Judge asked to clarify fund history
U.S. District Court Judge Manuel L. Real, who has endured a rare public censure by the federal judiciary, the threat of impeachment and removal from several cases for questionable conduct, now faces demands to account for $5 million or more in apparently missing trust funds.
Lawyers for rival Filipino groups laying claim to the seized assets of late Philippines Dictator Ferdinand Marcos have petitioned a federal appeals court to demand that Real provide a detailed accounting of $35.3 million entrusted to him nearly a decade ago as U.S. courts were pondering who should receive the money.
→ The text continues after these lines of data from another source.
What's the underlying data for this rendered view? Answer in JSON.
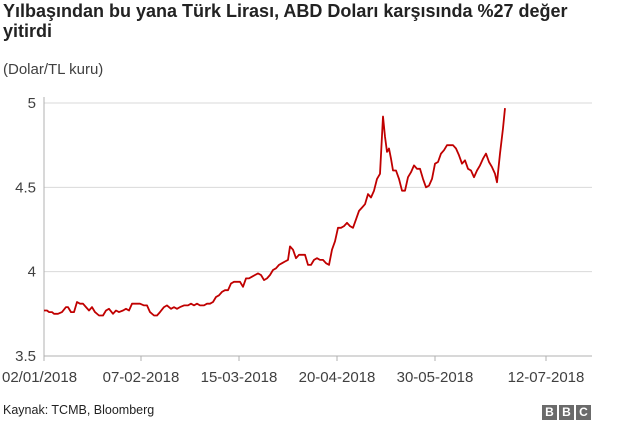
{
  "title": "Yılbaşından bu yana Türk Lirası, ABD Doları karşısında %27 değer yitirdi",
  "subtitle": "(Dolar/TL kuru)",
  "source": "Kaynak: TCMB, Bloomberg",
  "logo": {
    "letters": [
      "B",
      "B",
      "C"
    ],
    "color": "#6b6b6b"
  },
  "colors": {
    "line": "#c00000",
    "grid": "#d9d9d9",
    "axis": "#b0b0b0"
  },
  "chart_data": {
    "type": "line",
    "x_tick_labels": [
      "02/01/2018",
      "07-02-2018",
      "15-03-2018",
      "20-04-2018",
      "30-05-2018",
      "12-07-2018"
    ],
    "y_ticks": [
      3.5,
      4,
      4.5,
      5
    ],
    "ylim": [
      3.5,
      5
    ],
    "grid": true,
    "points": [
      [
        0,
        3.77
      ],
      [
        3,
        3.77
      ],
      [
        5,
        3.76
      ],
      [
        8,
        3.76
      ],
      [
        10,
        3.75
      ],
      [
        14,
        3.75
      ],
      [
        18,
        3.76
      ],
      [
        22,
        3.79
      ],
      [
        24,
        3.79
      ],
      [
        27,
        3.76
      ],
      [
        30,
        3.76
      ],
      [
        33,
        3.82
      ],
      [
        36,
        3.81
      ],
      [
        39,
        3.81
      ],
      [
        42,
        3.79
      ],
      [
        45,
        3.77
      ],
      [
        48,
        3.79
      ],
      [
        51,
        3.76
      ],
      [
        55,
        3.74
      ],
      [
        59,
        3.74
      ],
      [
        62,
        3.77
      ],
      [
        65,
        3.78
      ],
      [
        69,
        3.75
      ],
      [
        72,
        3.77
      ],
      [
        75,
        3.76
      ],
      [
        79,
        3.77
      ],
      [
        82,
        3.78
      ],
      [
        85,
        3.77
      ],
      [
        88,
        3.81
      ],
      [
        92,
        3.81
      ],
      [
        96,
        3.81
      ],
      [
        100,
        3.8
      ],
      [
        103,
        3.8
      ],
      [
        106,
        3.76
      ],
      [
        110,
        3.74
      ],
      [
        113,
        3.74
      ],
      [
        116,
        3.76
      ],
      [
        120,
        3.79
      ],
      [
        123,
        3.8
      ],
      [
        127,
        3.78
      ],
      [
        130,
        3.79
      ],
      [
        133,
        3.78
      ],
      [
        136,
        3.79
      ],
      [
        140,
        3.8
      ],
      [
        144,
        3.8
      ],
      [
        147,
        3.81
      ],
      [
        150,
        3.8
      ],
      [
        153,
        3.81
      ],
      [
        156,
        3.8
      ],
      [
        160,
        3.8
      ],
      [
        163,
        3.81
      ],
      [
        166,
        3.81
      ],
      [
        169,
        3.82
      ],
      [
        172,
        3.85
      ],
      [
        175,
        3.86
      ],
      [
        178,
        3.88
      ],
      [
        181,
        3.89
      ],
      [
        184,
        3.89
      ],
      [
        187,
        3.93
      ],
      [
        190,
        3.94
      ],
      [
        193,
        3.94
      ],
      [
        196,
        3.94
      ],
      [
        199,
        3.91
      ],
      [
        202,
        3.96
      ],
      [
        205,
        3.96
      ],
      [
        208,
        3.97
      ],
      [
        211,
        3.98
      ],
      [
        214,
        3.99
      ],
      [
        217,
        3.98
      ],
      [
        220,
        3.95
      ],
      [
        223,
        3.96
      ],
      [
        226,
        3.98
      ],
      [
        229,
        4.01
      ],
      [
        232,
        4.02
      ],
      [
        235,
        4.04
      ],
      [
        238,
        4.05
      ],
      [
        241,
        4.06
      ],
      [
        244,
        4.07
      ],
      [
        246,
        4.15
      ],
      [
        249,
        4.13
      ],
      [
        252,
        4.08
      ],
      [
        255,
        4.1
      ],
      [
        258,
        4.1
      ],
      [
        261,
        4.1
      ],
      [
        264,
        4.04
      ],
      [
        267,
        4.04
      ],
      [
        270,
        4.07
      ],
      [
        273,
        4.08
      ],
      [
        276,
        4.07
      ],
      [
        279,
        4.07
      ],
      [
        282,
        4.05
      ],
      [
        285,
        4.04
      ],
      [
        288,
        4.13
      ],
      [
        291,
        4.18
      ],
      [
        294,
        4.26
      ],
      [
        297,
        4.26
      ],
      [
        300,
        4.27
      ],
      [
        303,
        4.29
      ],
      [
        306,
        4.27
      ],
      [
        309,
        4.26
      ],
      [
        312,
        4.31
      ],
      [
        315,
        4.36
      ],
      [
        318,
        4.38
      ],
      [
        321,
        4.4
      ],
      [
        324,
        4.46
      ],
      [
        327,
        4.44
      ],
      [
        330,
        4.48
      ],
      [
        333,
        4.55
      ],
      [
        336,
        4.58
      ],
      [
        339,
        4.92
      ],
      [
        341,
        4.8
      ],
      [
        343,
        4.71
      ],
      [
        345,
        4.73
      ],
      [
        347,
        4.67
      ],
      [
        349,
        4.6
      ],
      [
        352,
        4.6
      ],
      [
        355,
        4.55
      ],
      [
        358,
        4.48
      ],
      [
        361,
        4.48
      ],
      [
        364,
        4.56
      ],
      [
        367,
        4.59
      ],
      [
        370,
        4.63
      ],
      [
        373,
        4.61
      ],
      [
        376,
        4.61
      ],
      [
        379,
        4.55
      ],
      [
        382,
        4.5
      ],
      [
        385,
        4.51
      ],
      [
        388,
        4.55
      ],
      [
        391,
        4.64
      ],
      [
        394,
        4.65
      ],
      [
        397,
        4.7
      ],
      [
        400,
        4.72
      ],
      [
        403,
        4.75
      ],
      [
        406,
        4.75
      ],
      [
        409,
        4.75
      ],
      [
        412,
        4.73
      ],
      [
        415,
        4.69
      ],
      [
        418,
        4.64
      ],
      [
        421,
        4.66
      ],
      [
        424,
        4.61
      ],
      [
        427,
        4.6
      ],
      [
        430,
        4.56
      ],
      [
        433,
        4.6
      ],
      [
        436,
        4.63
      ],
      [
        439,
        4.67
      ],
      [
        442,
        4.7
      ],
      [
        445,
        4.65
      ],
      [
        448,
        4.62
      ],
      [
        451,
        4.58
      ],
      [
        453,
        4.53
      ],
      [
        456,
        4.7
      ],
      [
        459,
        4.85
      ],
      [
        461,
        4.97
      ]
    ]
  }
}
The appeal, made public Wednesday, does not allege wrongdoing by Real. Rather, it disparages his single page of cryptically described account activity as raising concerns about whether the full amount and any earned interest has been returned, say lawyers who filed the petition last month with the 9th Circuit Court of Appeals.
Real, 85, has been the subject of controversy since shortly after his appointment to the federal bench by President Lyndon B. Johnson in 1966. He imposed a divisive busing program on Pasadena in 1970, took on leading Scientologists in the 1980s and amassed allegations of misconduct and imperiousness in at least 70 rulings in which he refused to explain his decisions.
In November 2006, the 9th Circuit publicly reprimanded Real for improperly seizing control of a bankruptcy case involving a woman whose probation he was supervising. That case prompted a House Judiciary Subcommittee to consider his impeachment. The 9th Circuit has often overturned Real’s decisions and has removed at least eight cases from his court amid allegations of bias or misconduct.
In the challenge to his handling of Marcos’ funds, Real’s vague report on account activity over the past decade referred to $98 million in unspecified security purchases and $118 million in unspecified security sales, despite his own order against trading account assets and a 9th Circuit edict that he refrain from disbursing money until a final court judgment. It was impossible to verify whether the figures provided by Real were accurate or comprehensive.
Real has presided since the early 1990s over the protracted legal battle to recover Marcos’ misappropriated public funds.
The money entrusted to Real, which he reported in February as having a balance of $34.7 million, is sought by the Manila government, the Philippine National Bank, heirs of a dispossessed private businessman and 9,539 Filipinos who claim in a class-action suit to have suffered human rights abuses at the hands of the dictator during his 20-year reign. Marcos was forced into Hawaiian exile by a 1986 popular revolt and died there three years later.
In a 1995 trial, Real awarded $1.9 billion to the abused Filipinos, who sought to settle the judgment by tapping the portion of Marcos’ funds frozen in a Merrill Lynch account by a New York federal judge in 1987. A cascade of appeals by the other claimants last year reached the U.S. Supreme Court, which deemed the Philippines’ courts the rightful venue for determining who should get the money. Real was ordered to return the account to Merrill Lynch.
Real has met with lawyers for all sides three times since the high-court judgment but provided only a single page of unspecified receipts and payments. In only two outlays mentioned over the decade he controlled the account, Real reported $63,398 for “trustee fees” and more than $4.9 million for “other disbursements.”
Two lawyers for rival parties, who spoke on condition of anonymity because their clients had not authorized them to speak publicly, said they suspected the unaccounted-for $4.9 million might have been disbursed to the class-action claimants or their attorneys, pointing out that the judge has previously acted in favor of the victims despite 9th Circuit orders to await final judgment.
Real “doesn’t comment on things,” his clerk, William Horrell, said when The Times called the judge’s chambers for his reaction to the demand for accounting details.
In their petition, lawyers for Merrill Lynch and the Philippine National Bank told the appeals court they needed a full accounting “to determine whether the amount returned to Merrill Lynch properly reflected investment gains or losses” and to learn “for what purpose(s) a substantial portion of the assets apparently were disbursed while in the custody of the district court.”
The appeal also said Real refused to order the return of interest, if there was any, on the $35.3 million put under his control in 2000.
“We are concerned Judge Real’s purported accounting of the assets was incomplete and failed to provide us with adequate certainty that the right amount of assets was returned to Merrill Lynch,” said Kenneth S. Geller, an attorney representing the bank.
“There could be as much as $50 [million] or $60 million that hasn’t been returned,” he said.
While court escrow funds are usually invested conservatively, Geller noted, “We don’t know if it was invested in 1% interest or aggressively traded and earned a lot of money.”